The last speaker focused on using AI for critical appraisal. She acknowledged that people struggle with reading research and interpreting statistics. She suggested using a generative AI agent (GemAgent in Gemini) to serve as a critical appraisal mentor to learn this skill. You can upload a pdf article and ask questions as you work through the evaluation. It's amazing, but I couldn't help thinking how this could go very wrong for a beginner.
This session was very well attended with people sitting at round tables to facilitate small group discussion. Some of the questions and responses were as follows:
1) Are there specific workflows where AI saved time in Libraries?
- AI Chat bots - contained and closed with a database made by librarians
- Communications and admin tasks such as scripts for similar questions. AI has been helpful in asking to soften the tone or clarify communications.
- Accessibility - where non-coders code
- Collection Development tasks -- Have it check Doody's
- CME Evaluations - ID themes
- Find things you're missing
2) What training can we offer about using AI Tools in Libraries?
- Prompt Engineering
- Comparisons between tools with breakdowns
- Evaluations
- When to use what when
- AI Literacy
- Gen AI, machine learning, data sets
There was a lively discussion at the end of the session. One medical librarian suggested that Librarians are the canaries in the coal mine: We can still tell what's real -- at least some of the time!
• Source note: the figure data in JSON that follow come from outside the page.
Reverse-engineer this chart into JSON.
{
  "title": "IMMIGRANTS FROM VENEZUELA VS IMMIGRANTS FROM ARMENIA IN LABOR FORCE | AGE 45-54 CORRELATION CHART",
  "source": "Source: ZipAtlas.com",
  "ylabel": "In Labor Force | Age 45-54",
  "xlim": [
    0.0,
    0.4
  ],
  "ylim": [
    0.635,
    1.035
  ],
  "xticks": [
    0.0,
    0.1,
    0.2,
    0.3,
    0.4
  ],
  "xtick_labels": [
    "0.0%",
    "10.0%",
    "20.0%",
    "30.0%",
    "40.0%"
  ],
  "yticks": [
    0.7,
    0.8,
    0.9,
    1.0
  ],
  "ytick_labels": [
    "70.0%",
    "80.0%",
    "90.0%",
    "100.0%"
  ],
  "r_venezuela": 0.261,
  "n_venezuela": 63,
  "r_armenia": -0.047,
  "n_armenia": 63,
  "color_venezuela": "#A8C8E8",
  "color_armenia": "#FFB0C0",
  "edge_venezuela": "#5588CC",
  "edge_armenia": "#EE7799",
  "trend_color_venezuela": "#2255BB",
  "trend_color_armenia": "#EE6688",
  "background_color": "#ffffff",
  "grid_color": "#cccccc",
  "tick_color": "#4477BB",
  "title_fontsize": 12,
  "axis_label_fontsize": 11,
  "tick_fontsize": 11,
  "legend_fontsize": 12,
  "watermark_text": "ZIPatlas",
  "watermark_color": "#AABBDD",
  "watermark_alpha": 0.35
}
And we're faster than some AI answers.
Librarians can train people to use some of these tools:
- Did it cite sources?
- Did you check the cites it referenced?
- Did the cites referenced say what the AI says it said?
- Use AI to learn, not for answers.
- Sometimes, it's easier and faster to use PubMed or the trusted databases because you don't have to double check everything.
Another big difference at this conference was a much reduced presence of The National Library of Medicine/National Network of Libraries of Medicine (NLM-NNLM) presence at MLA Conferences, and this time, the NLM Update was the last thing on the program Friday afternoon. Unfortunately, I missed it in an effort to beat the traffic getting home before a long holiday weekend. Fortunately, the session was recorded, and I was able to watch it later:
2026 NLM/MLA Joseph Leiter Lecture | How AI Is Reshaping Biomedical Discovery
In talking with the representative from UW-Milwaukee SLIS, I learned a bit about how the 2 Library schools in Wisconsin have evolved through the years. UW-Madison SLIS merged with the computer and engineering departments a few years ago. When I went to school there in the 1990s, the focus was public and school libraries and helping people find information--much more of a people focus. Now, the focus seems to be more on data and less on people. By contrast, UW-Milwaukee merged with the social sciences rather than engineering. This really surprised me because I always thought Milwaukee SLIS was more aligned with engineering than social sciences. Very different approaches to our subject matter. It will be interesting to see how these pan out ...
Those are the highlights from the MLA'26 Conference in Milwaukee. There was so much going on, I'm looking forward to what other WHSLA members learned.